What’s worse is that nearly all of these people are in an extensive network of the Student Association clique — a group that, for all of their improvements, are still perpetuating the petty insider-ism that so often plagues legitimate governments. And though the SA’s election board announces the open seats every year, the races, if they are even contested at all, rarely draw the attention of the average student.

Campus is in the middle of a two-week window in which the election is open to any willing student. Blink and you might miss it, and the race will descend into the muddy disaster it was last year.

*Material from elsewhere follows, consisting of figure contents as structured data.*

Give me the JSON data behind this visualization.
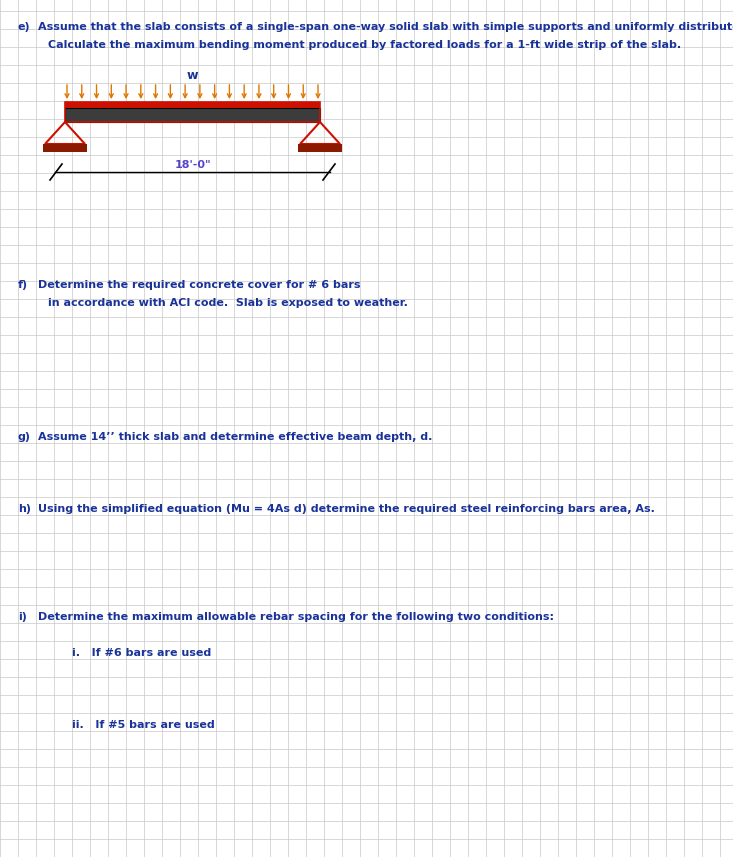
{
  "bg_color": "#ffffff",
  "grid_color": "#c8c8c8",
  "text_color_blue": "#1a3399",
  "fig_width": 7.33,
  "fig_height": 8.57,
  "label_e": "e)",
  "text_e1": "Assume that the slab consists of a single-span one-way solid slab with simple supports and uniformly distributed load.",
  "text_e2": "Calculate the maximum bending moment produced by factored loads for a 1-ft wide strip of the slab.",
  "label_f": "f)",
  "text_f1": "Determine the required concrete cover for # 6 bars",
  "text_f2": "in accordance with ACI code.  Slab is exposed to weather.",
  "label_g": "g)",
  "text_g": "Assume 14’’ thick slab and determine effective beam depth, d.",
  "label_h": "h)",
  "text_h": "Using the simplified equation (Mu = 4As d) determine the required steel reinforcing bars area, As.",
  "label_i": "i)",
  "text_i": "Determine the maximum allowable rebar spacing for the following two conditions:",
  "text_i1": "i.   If #6 bars are used",
  "text_i2": "ii.   If #5 bars are used",
  "span_label": "18'-0\"",
  "w_label": "w",
  "slab_color": "#3c3c3c",
  "slab_top_color": "#cc1100",
  "arrow_color": "#dd7700",
  "support_color": "#cc1100",
  "support_base_color": "#8b1a00",
  "dim_color": "#000000",
  "dim_text_color": "#5544cc"
}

Two of the election’s six positions were uncontested, and the other candidates seemed to spend more time piling grievances on each other than talking to students about their platforms. The battle for president between David Bass and Dave Belsky reached a crescendo with sexual blackmail, where tears and soundbites were shed and both candidates lost face.

Bass, a former e-board member himself, was championed by many as an SA-outsider. He (twice) defeated Belsky, the long-time king of the SA’s social court, on a platform of change and image reform (though the jury is out on any concrete results).

But what is more troubling is that this year’s election is shaping up to be a huge letdown.

From our basement office we’ve heard whispers and rumors of candidates “convincing” their would-be competitors to drop out or seek another position for a race that has yet to even begin.

Not only does a one-man race make for dull headlines, but it makes for a poor race and a poorer outcome.

Last year’s student government election suggested that the only talented and capable leaders already worked in the SA office, and we fear that it may end up the same way this semester. A healthy field of contenders in any contest prevents tyranny, but if (as we fear) the demagoguery of some members of the SA are weeding out their competitors, the student body’s chance to make an informed decision is undermined, and ultimately, so are their interests.